UNC-Chapel Hill School of Government professor Jeff Welty said in a September interview that despite other states passing laws governing body camera footage, North Carolina’s law is unique.

“(Other) states are all over the map,” Welty said. “But one aspect of our law that that’s unique is that I don’t think there is any other state in which there is no way to get access to a recording like this except through a court order.”

Alderman Sammy Slade voted against the policy Tuesday night because he said the state law limits one of the original intentions of body cameras.

“I feel that one of the values that video footage has… is for the public to serve to hold accountable not just the police force but (also) the justice system itself,” Slade said in the meeting.

“A superior court judge is accountable to a larger group of people who vote for him than a Board of Aldermen or an elected body is. Other people participating that have other issues or concerns may not feel the accountability that may happen is as direct”

Alderman Bethany Chaney said that despite objections to the state law she supports the new policy.

“I’m very much in support of this policy,” Chaney said. “I think the two years it’s taken to get here has been appropriate.”

Gov. Pat McCrory said when he signed the law on July 11 that statute is designed to increase transparency.

“This legislation fulfills our commitment to protect our law enforcement and gain public trust by promoting uniformity, clarity and transparency,” McCrory said.

Gov. Roy Cooper opposed the law in his campaign against McCrory, criticizing it as misleading and not transparent.

“Cooper has consistently said he supports the use of body cameras in law enforcement but the law signed by Governor McCrory doesn’t do enough to ensure transparency,” Cooper campaign spokesman Ford Porter said in a statement. “Transparency is vital to building trust and respect between law enforcement and the communities they protect. It’s a shame that (the) Governor insists on attempting to mislead voters instead of taking responsibility for the law he signed.”

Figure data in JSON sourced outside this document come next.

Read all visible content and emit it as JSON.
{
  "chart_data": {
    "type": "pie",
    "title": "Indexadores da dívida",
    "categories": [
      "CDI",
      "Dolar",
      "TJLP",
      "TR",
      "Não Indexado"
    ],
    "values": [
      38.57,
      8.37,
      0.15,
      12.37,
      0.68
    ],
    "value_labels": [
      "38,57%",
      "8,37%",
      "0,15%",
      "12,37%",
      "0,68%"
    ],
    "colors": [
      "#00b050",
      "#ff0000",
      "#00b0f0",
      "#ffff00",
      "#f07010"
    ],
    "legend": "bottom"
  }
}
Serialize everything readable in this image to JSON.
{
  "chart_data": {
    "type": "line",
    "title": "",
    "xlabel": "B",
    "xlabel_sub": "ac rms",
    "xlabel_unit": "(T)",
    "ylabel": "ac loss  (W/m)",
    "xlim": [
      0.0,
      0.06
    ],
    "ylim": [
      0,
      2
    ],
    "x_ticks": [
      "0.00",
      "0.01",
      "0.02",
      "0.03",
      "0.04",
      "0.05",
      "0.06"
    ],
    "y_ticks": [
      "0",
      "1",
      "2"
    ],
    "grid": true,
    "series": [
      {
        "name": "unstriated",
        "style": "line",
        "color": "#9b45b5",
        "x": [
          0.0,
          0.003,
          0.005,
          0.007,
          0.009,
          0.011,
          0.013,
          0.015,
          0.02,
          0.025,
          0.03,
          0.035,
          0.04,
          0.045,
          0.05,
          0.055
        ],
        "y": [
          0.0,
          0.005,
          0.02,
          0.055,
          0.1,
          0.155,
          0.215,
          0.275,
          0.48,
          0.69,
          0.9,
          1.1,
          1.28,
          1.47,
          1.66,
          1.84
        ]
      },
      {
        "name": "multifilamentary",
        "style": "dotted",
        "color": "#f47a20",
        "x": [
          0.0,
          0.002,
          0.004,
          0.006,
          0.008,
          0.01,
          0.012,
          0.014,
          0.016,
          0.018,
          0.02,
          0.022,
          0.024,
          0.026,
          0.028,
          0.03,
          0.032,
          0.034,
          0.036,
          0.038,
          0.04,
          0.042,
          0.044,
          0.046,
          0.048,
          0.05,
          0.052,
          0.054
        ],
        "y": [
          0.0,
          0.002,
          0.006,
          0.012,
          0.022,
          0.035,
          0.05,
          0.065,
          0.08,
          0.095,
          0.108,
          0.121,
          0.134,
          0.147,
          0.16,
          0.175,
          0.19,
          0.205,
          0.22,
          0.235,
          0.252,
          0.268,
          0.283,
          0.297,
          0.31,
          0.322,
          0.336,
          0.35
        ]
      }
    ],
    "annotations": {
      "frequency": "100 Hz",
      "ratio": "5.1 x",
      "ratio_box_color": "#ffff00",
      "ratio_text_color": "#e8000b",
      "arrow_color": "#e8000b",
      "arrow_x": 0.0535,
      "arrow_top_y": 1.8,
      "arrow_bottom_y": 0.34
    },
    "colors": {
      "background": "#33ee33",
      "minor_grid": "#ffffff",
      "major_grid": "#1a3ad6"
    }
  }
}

Herman said that releasing the tapes to the public could potentially expose the town to legal action.

“My view is the manager needs to know about (an incident) immediately and then the manager outta be able to to come in here and closed session and show you the tape and say ‘We gotta do something about this’ because what your lawyers gonna say is ‘We are gonna get the hell sued out of us,’” Herman said after the meeting.  “Now releasing to the public is sticky wicket. There would be at least legitimate arguments about some safeguard about putting this out in the public domain only because take an ambiguous tape—everybody sees what they want to see.”

Local ACLU attorney Susanna Birdsong, who collaborated on the Carrboro policy, also criticized the law in September after violent protests erupted in Charlotte, N.C. over the shooting death of Keith Lamond Scott.

“Under this shameful new law, North Carolinians will have to spend time and money seeking a court order if they want to obtain police footage they themselves are in – and even then, they could still be denied,” Birdsong said in a statement. “The law also prohibits law enforcement agencies from releasing footage in the public interest – as we have seen officials do recently in Greensboro, Charlotte and Tulsa, Oklahoma – without a court order, which is why it has been criticized by police chiefs in Burlington, Fayetteville, and Greenville, and people across the state.”

The Carrboro policy would allow officers to view recordings prior to writing their reports, except in cases of officer involved shootings. In the event of a shooting, the officer would be suspended for two to three days and then would be required to write a statement about the shooting before they could view the tape. The written statement could then be amended thereafter, but the original draft of the statement would be kept.

Carrboro Police Chief Walter Horton said he supports the new policy, but it will not be the panacea to police-resident relations.

“My two cents—we’ve got a solid policy,” Horton said in the meeting. “I am looking forward to (body worn cameras) but they are not gonna be the end-all solution, the everything that’s gonna answer every question… but I’d rather have it and not need it than need it and not have it.”